1

I've been playing with @Cinchoo's fantastic ETL system for C#. I need to compare two CSV files, where one CSV file is defined as a dynamically growing master table and the other is a feeder "detail" table.

The detail table may have differences in terms of NEW records, CHANGED records, or a record no longer (DELETED) existing in the master CSV file.

The output should be a 3rd table that replaces or updates the master table - so it's a growing CSV file.

Both tables have unique ID columns and a header row.

MASTER CSV

ID,name
1,Danny
2,Fred
3,Sam

DETAIL

ID,name
1,Danny
          <-- record no longer exists
3,Pamela <-- name change
4,Fernando   <-- new record

So far I've been referring to this fiddle, and the code below:

using System;
using ChoETL;
using System.Linq;

public class Program
{
    public static void Main()
    {
        var input1 = ChoCSVReader.LoadText(csv1).WithFirstLineHeader().ToArray();
        var input2 = ChoCSVReader.LoadText(csv2).WithFirstLineHeader().ToArray();

        Console.WriteLine("NEW records\n");
        using (var output = new ChoCSVWriter(Console.Out).WithFirstLineHeader())
        {
            output.Write(input2.OfType<ChoDynamicObject>().Except(input1.OfType<ChoDynamicObject>(), 
                                                                  new ChoDynamicObjectEqualityComparer(new string[] { "id" })));
        }
        
        Console.WriteLine("\n\nDELETED records\n");
        using (var output = new ChoCSVWriter(Console.Out).WithFirstLineHeader())
        {
            output.Write(input1.OfType<ChoDynamicObject>().Except(input2.OfType<ChoDynamicObject>(), 
                                                                  new ChoDynamicObjectEqualityComparer(new string[] { "id" })));
        }
        
        Console.WriteLine("\n\nCHANGED records\n");
        using (var output = new ChoCSVWriter(Console.Out).WithFirstLineHeader())
        {
            output.Write(input1.OfType<ChoDynamicObject>().Except(input2.OfType<ChoDynamicObject>(), 
                                                                  new ChoDynamicObjectEqualityComparer(new string[] { "id", "name" })));
        }
    }
    
    static string csv1 = @"
ID,name
1,Danny
2,Fred
3,Sam";
    
    static string csv2 = @"
ID,name
1,Danny
3,Pamela
4,Fernando";
}

OUTPUT

NEW records

ID,name
4,Fernando

DELETED records

ID,name
2,Fred

CHANGED records

ID,name
2,Fred
3,Sam

The CHANGED records is not working.
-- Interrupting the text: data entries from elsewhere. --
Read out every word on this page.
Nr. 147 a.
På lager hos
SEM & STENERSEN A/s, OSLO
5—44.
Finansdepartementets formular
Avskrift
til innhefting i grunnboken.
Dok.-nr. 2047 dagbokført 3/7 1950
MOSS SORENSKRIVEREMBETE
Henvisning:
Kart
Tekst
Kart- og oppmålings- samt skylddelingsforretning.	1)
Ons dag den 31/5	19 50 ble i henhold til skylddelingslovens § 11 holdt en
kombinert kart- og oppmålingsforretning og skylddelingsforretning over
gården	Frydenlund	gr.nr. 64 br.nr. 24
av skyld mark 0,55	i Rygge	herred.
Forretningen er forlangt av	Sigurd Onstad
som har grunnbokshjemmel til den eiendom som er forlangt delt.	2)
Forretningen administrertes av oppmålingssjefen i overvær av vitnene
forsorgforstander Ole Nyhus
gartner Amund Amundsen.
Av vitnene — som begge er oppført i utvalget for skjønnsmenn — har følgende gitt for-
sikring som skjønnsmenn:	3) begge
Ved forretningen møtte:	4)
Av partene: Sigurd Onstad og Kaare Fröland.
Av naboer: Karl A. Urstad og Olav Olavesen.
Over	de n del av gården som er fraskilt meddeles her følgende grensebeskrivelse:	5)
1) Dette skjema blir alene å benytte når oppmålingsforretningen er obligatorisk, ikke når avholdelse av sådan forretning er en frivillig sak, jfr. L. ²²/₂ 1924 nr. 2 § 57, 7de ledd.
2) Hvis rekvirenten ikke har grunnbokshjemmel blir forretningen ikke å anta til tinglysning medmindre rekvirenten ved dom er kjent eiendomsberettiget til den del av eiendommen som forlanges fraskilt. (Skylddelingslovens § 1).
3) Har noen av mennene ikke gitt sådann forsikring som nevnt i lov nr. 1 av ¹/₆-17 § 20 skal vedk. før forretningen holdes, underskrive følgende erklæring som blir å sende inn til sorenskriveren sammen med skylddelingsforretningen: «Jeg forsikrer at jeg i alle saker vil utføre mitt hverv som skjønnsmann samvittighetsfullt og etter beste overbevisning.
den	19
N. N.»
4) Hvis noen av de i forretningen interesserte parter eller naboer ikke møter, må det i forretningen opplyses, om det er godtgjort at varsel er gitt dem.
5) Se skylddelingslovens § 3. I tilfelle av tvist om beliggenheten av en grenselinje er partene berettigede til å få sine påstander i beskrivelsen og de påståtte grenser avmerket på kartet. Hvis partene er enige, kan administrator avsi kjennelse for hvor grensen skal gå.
As an added extra, I need a status so I want it to look like this:

CHANGED records
    
ID,name,status
1,Danny,NOCHANGE
2,Fred,DELETED
3,Pamela,CHANGED
4,Fernando,NEW

Thanks

Cinchoo
  • 6,088
  • 2
  • 19
  • 34
Fandango68
  • 4,461
  • 4
  • 39
  • 74

1 Answers1

1

Here is how you can do with Cinchoo ETL

            string csv1 = @"ID,name
1,Danny
2,Fred
3,Sam";

            string csv2 = @"ID,name
1,Danny
3,Pamela
4,Fernando";

            var r1 = ChoCSVReader.LoadText(csv1).WithFirstLineHeader().ToArray();
            var r2 = ChoCSVReader.LoadText(csv2).WithFirstLineHeader().ToArray();

            using (var w = new ChoCSVWriter(Console.Out).WithFirstLineHeader())
            {
                var newItems = r2.OfType<ChoDynamicObject>().Except(r1.OfType<ChoDynamicObject>(), new ChoDynamicObjectEqualityComparer(new string[] { "ID" }))
                    .Select(r => 
                    {
                        var dict = r.AsDictionary();
                        dict["Status"] = "NEW"; 
                        return new ChoDynamicObject(dict); 
                    }).ToArray();

                var deletedItems = r1.OfType<ChoDynamicObject>().Except(r2.OfType<ChoDynamicObject>(), new ChoDynamicObjectEqualityComparer(new string[] { "ID" }))
                    .Select(r =>
                    {
                        var dict = r.AsDictionary();
                        dict["Status"] = "DELETED";
                        return new ChoDynamicObject(dict);
                    }).ToArray();

                var changedItems = r2.OfType<ChoDynamicObject>().Except(r1.OfType<ChoDynamicObject>(), ChoDynamicObjectEqualityComparer.Default)
                    .Except(newItems.OfType<ChoDynamicObject>(), new ChoDynamicObjectEqualityComparer(new string[] { "ID" }))
                    .Select(r =>
                    {
                        var dict = r.AsDictionary();
                        dict["Status"] = "CHANGED";
                        return new ChoDynamicObject(dict);
                    }).ToArray();

                var noChangeItems = r1.OfType<ChoDynamicObject>().Intersect(r2.OfType<ChoDynamicObject>(), ChoDynamicObjectEqualityComparer.Default)
                    .Select(r =>
                    {
                        var dict = r.AsDictionary();
                        dict["Status"] = "NOCHANGE";
                        return new ChoDynamicObject(dict);
                    }).ToArray();

                var finalResult = Enumerable.Concat(newItems, deletedItems).Concat(changedItems).Concat(noChangeItems).OfType<dynamic>().OrderBy(r => r.ID);
                w.Write(finalResult);
            }

            Console.WriteLine();

Output:

ID,name,Status
1,Danny,NOCHANGE
2,Fred,DELETED
3,Pamela,CHANGED
4,Fernando,NEW

Sample fiddle: https://dotnetfiddle.net/mrHpFx

UPDATE #1:

Above approach will work for small CSV files. For large CSV files, you must avoid it. Rather approach it in stream manner. Sample fiddle shows how (Not fully tested, but it gives direction to do it.)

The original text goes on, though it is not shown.